The technology that allows us to snap pictures on our phones in order to upload to Instagram and Snapchat was all thanks to engineer Steven Sasson, who invented the digital camera in 1975 at the age of 24 while working for Kodak, the biggest photographic film company at the time. His employers forced him to hide the camera, but decades later, digital photography has disrupted an entire industry and made Kodak film obsolete.
In 1973, Sasson began working for Eastman Kodak and was given a seemingly unimportant task to keep him busy and out of the way. His objective was to test for practical uses of charged coupled devices (C.C.D.), which were invented a few years earlier. Sasson said of his work:
“Hardly anybody knew I was working on this, because it wasn’t that big of a project.
“It wasn’t secret. It was a project to keep me from getting into trouble doing something else, I guess.”
Sasson embarked on his project to evaluate the C.C.D. devices. The device consisted of a sensor that received incoming two-dimensional light patterns converted into electrical signals. Though Sasson wanted to capture a photo with it, it wasn’t possible because the electrical pulses went away too quickly.
That was when he came up with the idea to store the image with digitalization, a fairly new process at the time. With digitalization, the young engineer was able to convert electronic pulses into numbers. By then he had run into another obstacle, which was figuring how to store it on RAM memory and then putting it onto digital magnetic tape.
The end product was a Rube Goldberg machine that was made up of odd parts including a used lens from a Super-8 movie camera, a portable cassette recorder, 16 cadmium batteries, an analog digital converter, and a few dozen circuits held together on six circuit boards.
Although a milestone, the early technology was understandably slow and crude by today’s standards:
“It only took 50 milliseconds to capture the image, but it took 23 seconds to record it to the tape. I’d pop the cassette tape out, hand it to my assistant and he put it in our playback unit. About 30 seconds later, up popped the 100 pixel by 100 pixel black and white image.”

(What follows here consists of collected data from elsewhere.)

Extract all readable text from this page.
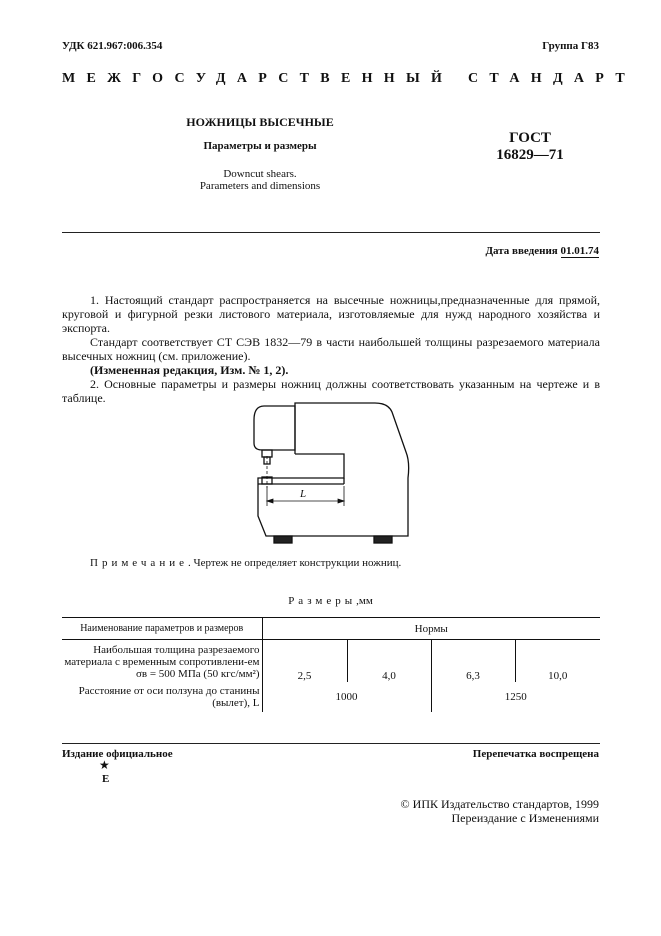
УДК 621.967:006.354	Группа Г83
МЕЖГОСУДАРСТВЕННЫЙ СТАНДАРТ
НОЖНИЦЫ ВЫСЕЧНЫЕ
Параметры и размеры
Downcut shears.
Parameters and dimensions
ГОСТ
16829—71
Дата введения 01.01.74

1. Настоящий стандарт распространяется на высечные ножницы,предназначенные для прямой, круговой и фигурной резки листового материала, изготовляемые для нужд народного хозяйства и экспорта.

Стандарт соответствует СТ СЭВ 1832—79 в части наибольшей толщины разрезаемого материала высечных ножниц (см. приложение).

(Измененная редакция, Изм. № 1, 2).

2. Основные параметры и размеры ножниц должны соответствовать указанным на чертеже и в таблице.

L
Примечание. Чертеж не определяет конструкции ножниц.
Размеры,мм
Наименование параметров и размеров	Нормы			
Наибольшая толщина разрезаемого материала с временным сопротивлени-ем σв = 500 МПа (50 кгс/мм²)	2,5	4,0	6,3	10,0
Расстояние от оси ползуна до станины (вылет), L	1000		1250	
Издание официальное	Перепечатка воспрещена
★
E
© ИПК Издательство стандартов, 1999
Переиздание с Изменениями
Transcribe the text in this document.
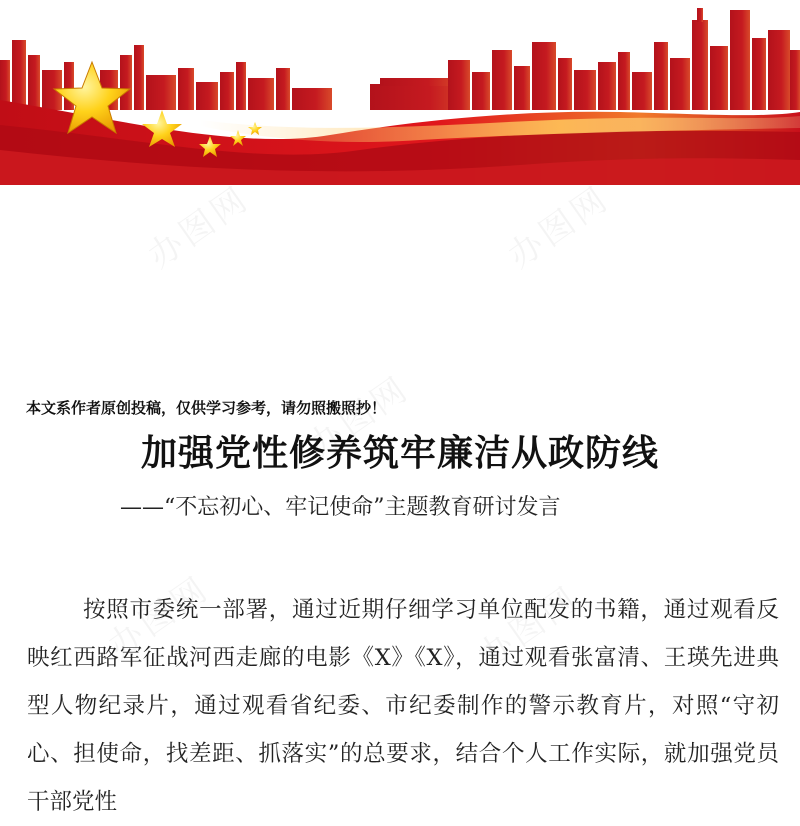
本文系作者原创投稿，仅供学习参考，请勿照搬照抄！
加强党性修养筑牢廉洁从政防线
——“不忘初心、牢记使命”主题教育研讨发言
按照市委统一部署，通过近期仔细学习单位配发的书籍，通过观看反映红西路军征战河西走廊的电影《X》《X》，通过观看张富清、王瑛先进典型人物纪录片，通过观看省纪委、市纪委制作的警示教育片，对照“守初心、担使命，找差距、抓落实”的总要求，结合个人工作实际，就加强党员干部党性
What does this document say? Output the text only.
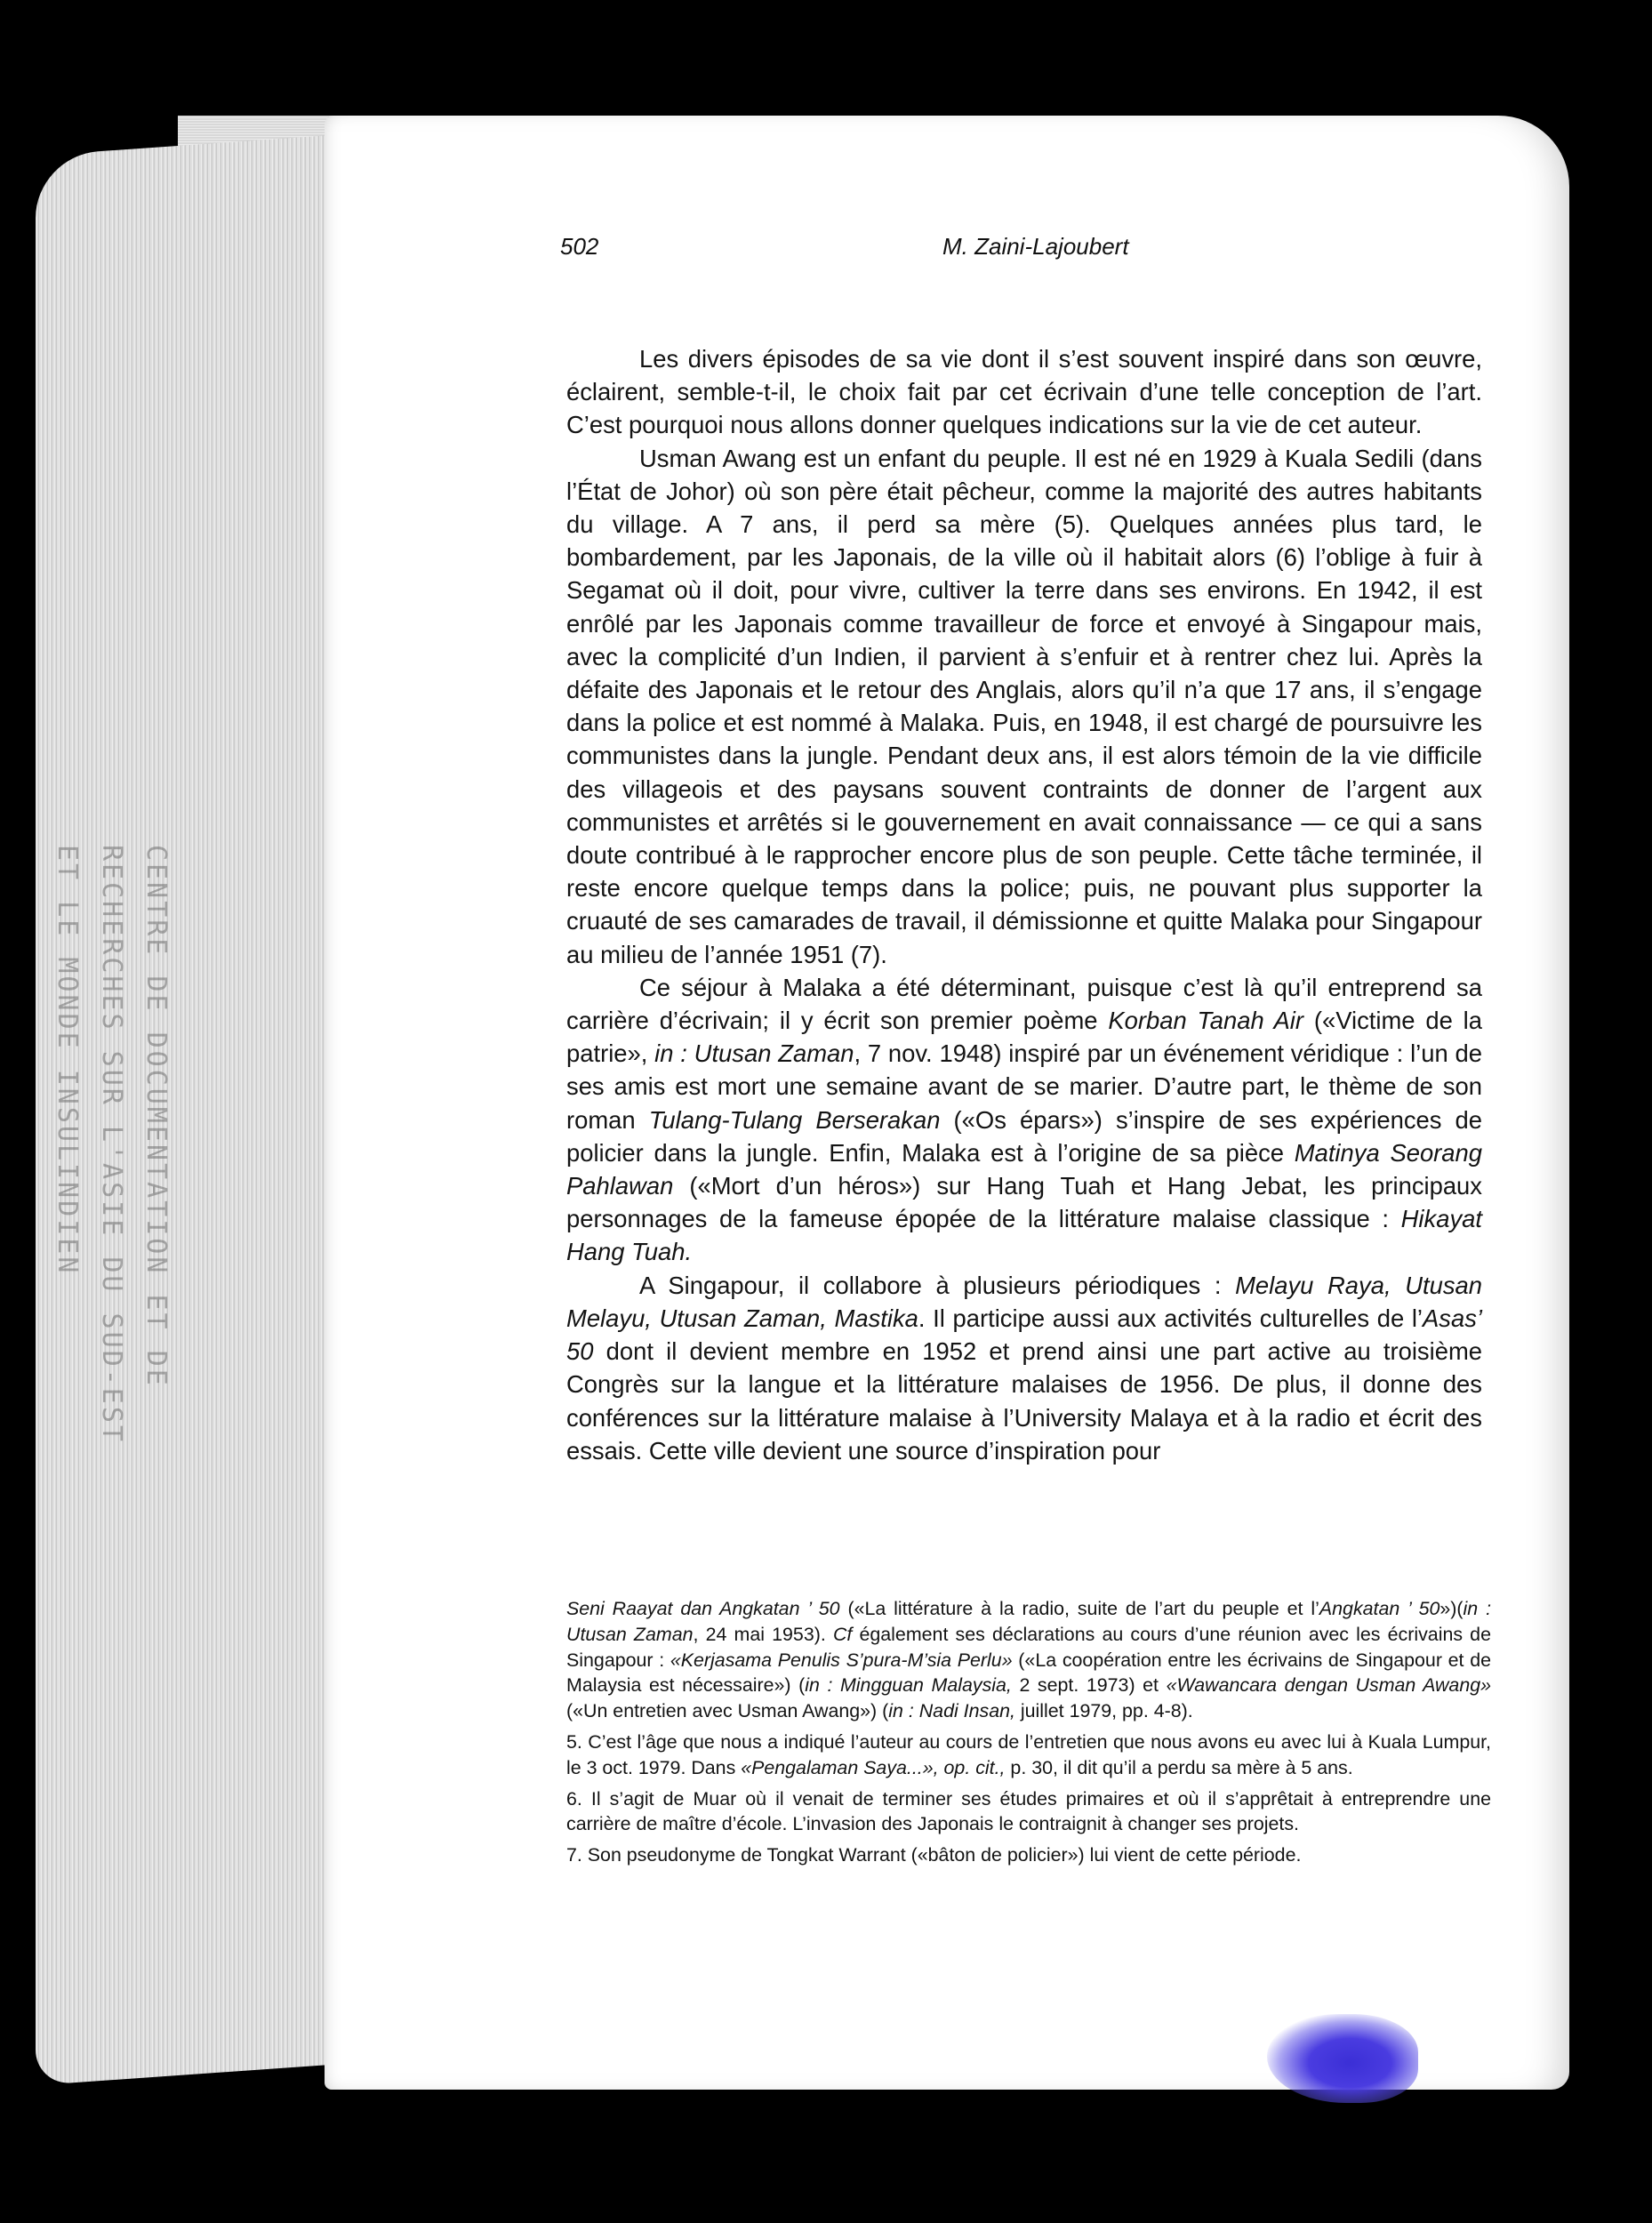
CENTRE DE DOCUMENTATION ET DE
RECHERCHES SUR L'ASIE DU SUD-EST
ET LE MONDE INSULINDIEN
502	M. Zaini-Lajoubert

Les divers épisodes de sa vie dont il s’est souvent inspiré dans son œuvre, éclairent, semble-t-il, le choix fait par cet écrivain d’une telle conception de l’art. C’est pourquoi nous allons donner quelques indications sur la vie de cet auteur.

Usman Awang est un enfant du peuple. Il est né en 1929 à Kuala Sedili (dans l’État de Johor) où son père était pêcheur, comme la majorité des autres habitants du village. A 7 ans, il perd sa mère (5). Quelques années plus tard, le bombardement, par les Japonais, de la ville où il habitait alors (6) l’oblige à fuir à Segamat où il doit, pour vivre, cultiver la terre dans ses environs. En 1942, il est enrôlé par les Japonais comme travailleur de force et envoyé à Singapour mais, avec la complicité d’un Indien, il parvient à s’enfuir et à rentrer chez lui. Après la défaite des Japonais et le retour des Anglais, alors qu’il n’a que 17 ans, il s’engage dans la police et est nommé à Malaka. Puis, en 1948, il est chargé de poursuivre les communistes dans la jungle. Pendant deux ans, il est alors témoin de la vie difficile des villageois et des paysans souvent contraints de donner de l’argent aux communistes et arrêtés si le gouvernement en avait connaissance — ce qui a sans doute contribué à le rapprocher encore plus de son peuple. Cette tâche terminée, il reste encore quelque temps dans la police; puis, ne pouvant plus supporter la cruauté de ses camarades de travail, il démissionne et quitte Malaka pour Singapour au milieu de l’année 1951 (7).

Ce séjour à Malaka a été déterminant, puisque c’est là qu’il entreprend sa carrière d’écrivain; il y écrit son premier poème Korban Tanah Air («Victime de la patrie», in : Utusan Zaman, 7 nov. 1948) inspiré par un événement véridique : l’un de ses amis est mort une semaine avant de se marier. D’autre part, le thème de son roman Tulang-Tulang Berserakan («Os épars») s’inspire de ses expériences de policier dans la jungle. Enfin, Malaka est à l’origine de sa pièce Matinya Seorang Pahlawan («Mort d’un héros») sur Hang Tuah et Hang Jebat, les principaux personnages de la fameuse épopée de la littérature malaise classique : Hikayat Hang Tuah.

A Singapour, il collabore à plusieurs périodiques : Melayu Raya, Utusan Melayu, Utusan Zaman, Mastika. Il participe aussi aux activités culturelles de l’Asas’ 50 dont il devient membre en 1952 et prend ainsi une part active au troisième Congrès sur la langue et la littérature malaises de 1956. De plus, il donne des conférences sur la littérature malaise à l’University Malaya et à la radio et écrit des essais. Cette ville devient une source d’inspiration pour

Seni Raayat dan Angkatan ’ 50 («La littérature à la radio, suite de l’art du peuple et l’Angkatan ’ 50»)(in : Utusan Zaman, 24 mai 1953). Cf également ses déclarations au cours d’une réunion avec les écrivains de Singapour : «Kerjasama Penulis S’pura-M’sia Perlu» («La coopération entre les écrivains de Singapour et de Malaysia est nécessaire») (in : Mingguan Malaysia, 2 sept. 1973) et «Wawancara dengan Usman Awang» («Un entretien avec Usman Awang») (in : Nadi Insan, juillet 1979, pp. 4-8).

5. C’est l’âge que nous a indiqué l’auteur au cours de l’entretien que nous avons eu avec lui à Kuala Lumpur, le 3 oct. 1979. Dans «Pengalaman Saya...», op. cit., p. 30, il dit qu’il a perdu sa mère à 5 ans.

6. Il s’agit de Muar où il venait de terminer ses études primaires et où il s’apprêtait à entreprendre une carrière de maître d’école. L’invasion des Japonais le contraignit à changer ses projets.

7. Son pseudonyme de Tongkat Warrant («bâton de policier») lui vient de cette période.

Sasson still had hurdles to overcome such as creating a playback system that would take the digital information on the cassette tape and turn it into a picture on a television set, essentially a digital image. Sasson envisioned big things for his invention:
“This was more than just a camera. It was a photographic system to demonstrate the idea of an all-electronic camera that didn’t use film and didn’t use paper, and no consumables at all in the capturing and display of photographic images.”
Kodak was a tough crowd to please and wasn’t sold on the idea of a digital revolution:
“They were convinced that no one would ever want to look at their pictures on a television set.
“Print had been with us for over 100 years, no one was complaining about prints, they were very inexpensive, and so why would anyone want to look at their picture on a television set?”
At the time, Kodak owned a monopoly on the process of producing film photography from start to finish. Kodak executives were primarily interested in the competition of digital technology, which was predicted to be about 15 to 20 years in the future. Eighteen years later, Kodak offered its first consumer camera.
The first digital camera, or electronic still camera, was patented in 1978. However, Sasson was prohibited from speaking publicly about his invention or showing his prototype to anyone outside of Kodak.
In 1989, Sasson and his colleague, Robert Hills, co-created the first modern digital single-lens reflex (S.L.R) camera, which resembles our modern-day professional models. Kodak was still uninterested in the product but permitted them to market anyway. However, Sasson decided not to since the camera would take away profit from the company:
“When we built that camera, the argument was over. It was just a matter of time, and yet Kodak didn’t really embrace any of it. That camera never saw the light of day.”
Kodak still earned billions from the invention since the company owned the patent until it expired in 2007. By the time Kodak realized its potential, it was too late. Sasson explained:
“Every digital camera that was sold took away from a film camera and we knew how much money we made on film.”
“That was the argument. Of course, the problem is pretty soon you won’t be able to sell film — and that was my position.”
Sasson was awarded the National Medal of Technology and Innovation at a 2009 White House ceremony by President Obama. Eastman Kodak filed for bankruptcy three years later.